Fraise addressed the steps LCEDG is taking to make sure any RFPs (Request for Proposals) from industries and businesses looking to this part of the state are handled properly.

“Almost all of our major leads come from the state, so we’ve worked diligently to improve how we handle those RFPs,” he said. “We work very hard to make sure we have all that material ready to go.”

He referred to what’s called a reciprocal agreement with Henry and Des Moines counties where all the counties work together to make sure the three counties are helping each other market as one entity to try and meet more of the needs of inquiring businesses. One county may have an asset a company is looking for when others don’t and that communication is made among the representatives of each county.

“I get emails and phone calls from Tim Gobble (Executive Director of Fort Madison Partners) and he funnels a lot of economic development work so I know those calls are being made,” said Matt Morris, a director on the LCEDG board.
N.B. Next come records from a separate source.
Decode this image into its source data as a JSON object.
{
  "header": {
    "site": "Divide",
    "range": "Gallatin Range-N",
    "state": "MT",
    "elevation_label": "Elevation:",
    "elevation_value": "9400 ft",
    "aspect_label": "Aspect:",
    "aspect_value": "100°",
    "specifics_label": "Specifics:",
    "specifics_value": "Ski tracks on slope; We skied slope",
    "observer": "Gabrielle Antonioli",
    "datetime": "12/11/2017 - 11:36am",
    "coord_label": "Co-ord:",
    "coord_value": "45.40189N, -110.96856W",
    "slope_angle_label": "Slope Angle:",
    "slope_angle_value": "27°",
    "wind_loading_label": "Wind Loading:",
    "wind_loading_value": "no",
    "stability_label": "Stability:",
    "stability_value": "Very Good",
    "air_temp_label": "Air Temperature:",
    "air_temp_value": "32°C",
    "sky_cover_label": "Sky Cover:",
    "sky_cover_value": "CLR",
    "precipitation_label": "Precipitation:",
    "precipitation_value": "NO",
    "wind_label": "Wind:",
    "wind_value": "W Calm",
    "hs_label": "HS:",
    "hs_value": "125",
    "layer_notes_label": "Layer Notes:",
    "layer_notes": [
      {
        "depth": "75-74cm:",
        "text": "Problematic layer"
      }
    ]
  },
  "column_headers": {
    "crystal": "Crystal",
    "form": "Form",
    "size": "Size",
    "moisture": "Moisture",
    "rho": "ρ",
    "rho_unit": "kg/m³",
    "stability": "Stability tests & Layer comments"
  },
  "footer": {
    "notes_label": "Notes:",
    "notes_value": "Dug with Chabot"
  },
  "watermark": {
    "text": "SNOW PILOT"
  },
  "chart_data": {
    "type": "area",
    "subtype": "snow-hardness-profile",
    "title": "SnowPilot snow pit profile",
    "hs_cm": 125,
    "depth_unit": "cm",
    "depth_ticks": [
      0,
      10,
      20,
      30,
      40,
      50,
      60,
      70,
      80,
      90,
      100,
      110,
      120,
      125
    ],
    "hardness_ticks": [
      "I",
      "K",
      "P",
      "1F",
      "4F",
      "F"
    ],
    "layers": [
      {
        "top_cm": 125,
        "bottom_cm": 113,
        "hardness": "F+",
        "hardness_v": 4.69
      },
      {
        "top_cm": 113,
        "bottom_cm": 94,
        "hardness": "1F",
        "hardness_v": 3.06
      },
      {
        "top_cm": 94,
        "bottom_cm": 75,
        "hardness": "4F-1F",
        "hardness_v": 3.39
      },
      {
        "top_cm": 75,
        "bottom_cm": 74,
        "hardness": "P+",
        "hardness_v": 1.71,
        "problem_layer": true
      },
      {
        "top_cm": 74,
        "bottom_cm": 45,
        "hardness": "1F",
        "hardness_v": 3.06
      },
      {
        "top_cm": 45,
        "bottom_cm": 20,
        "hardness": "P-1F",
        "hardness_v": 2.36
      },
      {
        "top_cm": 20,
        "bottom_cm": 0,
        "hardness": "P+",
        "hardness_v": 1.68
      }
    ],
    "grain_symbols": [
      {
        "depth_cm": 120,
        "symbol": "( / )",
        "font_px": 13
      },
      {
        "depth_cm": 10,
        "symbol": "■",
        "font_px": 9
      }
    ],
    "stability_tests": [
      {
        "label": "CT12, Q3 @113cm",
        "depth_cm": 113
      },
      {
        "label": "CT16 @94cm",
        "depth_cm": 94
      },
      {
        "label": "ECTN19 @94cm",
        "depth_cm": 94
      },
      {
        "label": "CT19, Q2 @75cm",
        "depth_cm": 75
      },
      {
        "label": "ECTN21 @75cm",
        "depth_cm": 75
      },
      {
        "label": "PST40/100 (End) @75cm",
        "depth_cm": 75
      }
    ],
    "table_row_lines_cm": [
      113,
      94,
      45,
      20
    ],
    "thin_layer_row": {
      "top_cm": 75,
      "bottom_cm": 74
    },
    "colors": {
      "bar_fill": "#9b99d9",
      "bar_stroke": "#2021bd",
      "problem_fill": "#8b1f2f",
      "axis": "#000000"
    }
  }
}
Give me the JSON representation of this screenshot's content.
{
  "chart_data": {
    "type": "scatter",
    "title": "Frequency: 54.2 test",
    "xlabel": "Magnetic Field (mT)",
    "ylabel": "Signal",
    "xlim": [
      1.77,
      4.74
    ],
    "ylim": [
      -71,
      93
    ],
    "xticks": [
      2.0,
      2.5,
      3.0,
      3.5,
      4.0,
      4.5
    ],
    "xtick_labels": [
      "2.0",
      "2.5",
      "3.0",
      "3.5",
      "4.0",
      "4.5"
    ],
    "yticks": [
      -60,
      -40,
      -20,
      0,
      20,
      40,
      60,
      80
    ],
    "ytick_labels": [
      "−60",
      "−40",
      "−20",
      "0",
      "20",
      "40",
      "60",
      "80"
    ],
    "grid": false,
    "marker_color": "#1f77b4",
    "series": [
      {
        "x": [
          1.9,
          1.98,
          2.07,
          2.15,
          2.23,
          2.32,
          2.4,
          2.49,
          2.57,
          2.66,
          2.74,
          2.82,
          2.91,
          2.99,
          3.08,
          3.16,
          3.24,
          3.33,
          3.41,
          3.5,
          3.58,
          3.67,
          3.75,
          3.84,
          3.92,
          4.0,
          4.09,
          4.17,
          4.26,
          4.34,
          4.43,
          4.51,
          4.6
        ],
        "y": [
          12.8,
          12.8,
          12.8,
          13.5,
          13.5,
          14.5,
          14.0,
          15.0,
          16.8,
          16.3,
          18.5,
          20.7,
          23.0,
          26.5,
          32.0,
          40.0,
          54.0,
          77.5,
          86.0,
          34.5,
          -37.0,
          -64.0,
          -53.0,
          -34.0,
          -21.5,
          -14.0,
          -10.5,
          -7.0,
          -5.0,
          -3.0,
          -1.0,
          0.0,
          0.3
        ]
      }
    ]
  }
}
Morris is also President and CEO at Connection Bank.

Fraise also outlined current expenditures for the first half of the current fiscal year.

“Not including wages right now we’re spending 46% on workforce (development), 32% on business attraction, 13% on marketing and 9% on BRE (Business retention and expansion),” Fraise said. “When you figure in wages attraction goes to 48%, workforce is 23%, BRE is 19% and marketing is 10%.”

“I think it’s very important that we have skin in the game. I think it’s important that we don’t interrupt that $210,000 and I think that is very reasonable,” Pflug said.

Supervisor Ron Fedler asked if the LCEDG staff and board thought at some point the group could be self-sufficient.

“When we first started, the goal was for it -at some point- to be self-sustaining and tax payer money wouldn’t go in,” Fedler said. “At what point would you say it would be self-sustaining without tax payer dollars? We would still help with places like AmJet, because that brings more money into the county, but when would it be self-sustaining?”

Morris said his bank’s board decided to be involved in the capital campaign because of the direction of the board, and because local governments were vested as well.

“You know its one of the reasons we as a bank made a commitment to their capital campaign because they are focused on how they are using those resources. But another thing is that the county is involved. Personally I feel really good about where it is going. I mean let’s be transparent, I was pretty vocal 5-7 years ago about the direction it was going, but I’ve changed my tune and I like the direction it’s going.”

Fraise referred to Iowa officials including Gov. Terry Branstad, Lt. Gov. Kim Reynolds and Iowa Economic Development Authority Director Debi Durham who have all indicated in speeches, platforms and programming that 80% of Iowa’s future economic growth will come from expanding Iowa industries.

“We think it’s very important to pay close attention to that,” he said.

Supervisor Gary Folluo said the county should be invested in its economic health in one way or another. But he said expansion over attraction comes with a price.

“I think we should always be invested in economic development. To what degree is based on the board’s direction,” Gary Folluo said.

“One of the problems we run into is when a new industry comes in they cannibalize current workers. What is going on with the rapid response team and how do you see that working? The LCEDG is growing and I like the way it’s going, but I’d like to hear more about the rapid response team.”

Fraise said LCEDG is  currently working on a rapid response team from members of the Fort Madison Economic Development Corp. and The Keokuk Economic Development Corp. to react quickly to RFPs because he says inquiries are getting shorter time frames and potential investors want information in a matter of days and not weeks.

“You guys truly have a plan here and that’s what I’m really looking at. Everything you have here on the table today makes sense,” Pflug said.